TTU Professor: Early warning system doesn't completely remove risk from Cummins Falls

Posted at 5:51 PM, Jun 20, 2019

COOKEVILLE, Tenn. (WTVF) — A Tennessee Tech University professor is saying an early warning system won't make Cummins Fall completely safe, but it could help.

Dr. Evan Hart is a professor of earth sciences at TTU. After a July 2017 flood that killed two people, Hart and three other professors wrote to the park manager at Cummins Falls with a suggestion.

They suggested the park could install an early warning system upstream from the falls, and the professors could act as advisers to the state. However, after two years, the warning system was still not complete.

Wednesday, Tennessee Department of Environment and Conservation officials were questioned by lawmakers about the issue after a two-year-old boy was swept away by flood waters on June 9.

They said communications with TTU about the early warning system had broken down, but preparations were already underway to install a permanent monitoring system.
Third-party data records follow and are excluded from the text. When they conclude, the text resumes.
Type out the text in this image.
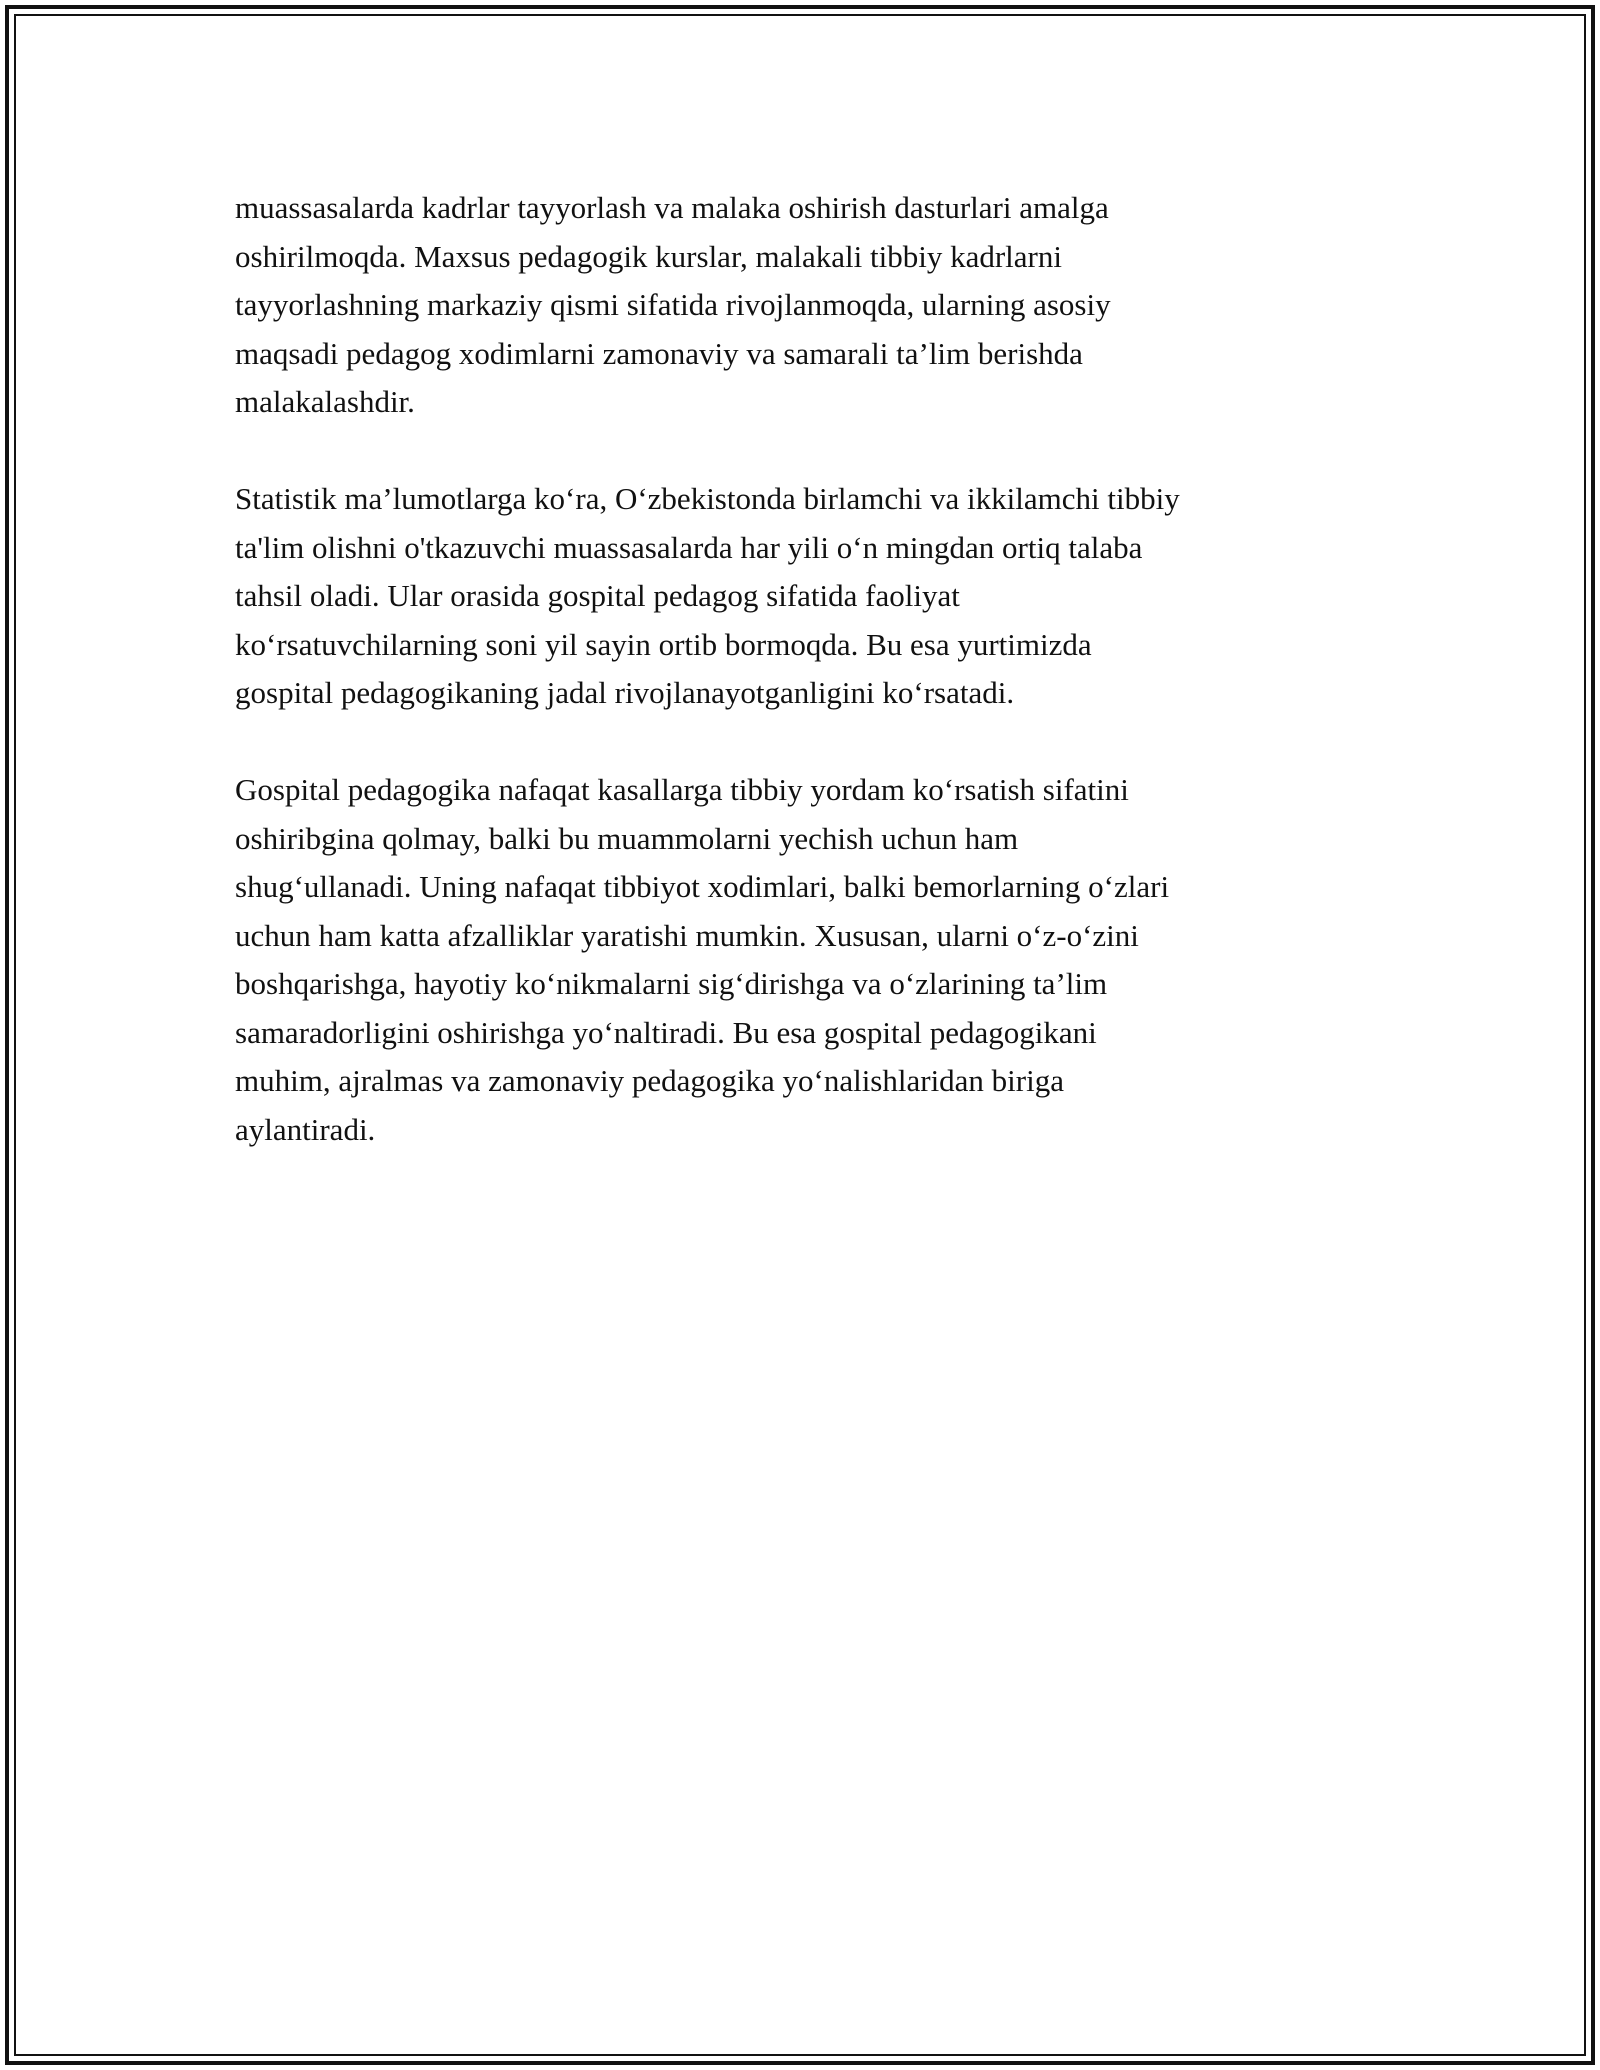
muassasalarda kadrlar tayyorlash va malaka oshirish dasturlari amalga
oshirilmoqda. Maxsus pedagogik kurslar, malakali tibbiy kadrlarni
tayyorlashning markaziy qismi sifatida rivojlanmoqda, ularning asosiy
maqsadi pedagog xodimlarni zamonaviy va samarali ta’lim berishda
malakalashdir.

Statistik ma’lumotlarga ko‘ra, O‘zbekistonda birlamchi va ikkilamchi tibbiy
ta'lim olishni o'tkazuvchi muassasalarda har yili o‘n mingdan ortiq talaba
tahsil oladi. Ular orasida gospital pedagog sifatida faoliyat
ko‘rsatuvchilarning soni yil sayin ortib bormoqda. Bu esa yurtimizda
gospital pedagogikaning jadal rivojlanayotganligini ko‘rsatadi.

Gospital pedagogika nafaqat kasallarga tibbiy yordam ko‘rsatish sifatini
oshiribgina qolmay, balki bu muammolarni yechish uchun ham
shug‘ullanadi. Uning nafaqat tibbiyot xodimlari, balki bemorlarning o‘zlari
uchun ham katta afzalliklar yaratishi mumkin. Xususan, ularni o‘z-o‘zini
boshqarishga, hayotiy ko‘nikmalarni sig‘dirishga va o‘zlarining ta’lim
samaradorligini oshirishga yo‘naltiradi. Bu esa gospital pedagogikani
muhim, ajralmas va zamonaviy pedagogika yo‘nalishlaridan biriga
aylantiradi.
"I don't think anyone pretends it will be a cure all to Cummins Fall's problems," said Dr. Hart. "There have been drowning deaths, numerous drowning deaths at the falls during regular low water. So, it's a dangerous, dangerous place."

The new monitoring system will monitor three tributaries that run into the falls. The underwater system measures depth and will be located two miles from the main tourist area. Hart said it will give rangers about an hour warning when water is rapidly rising.

Hart said overcrowding at the falls will still add to the inherent danger of the park. Even if there is an early warning system, visitors still have to trek through a portion of running water to reach the falls, adding to the danger.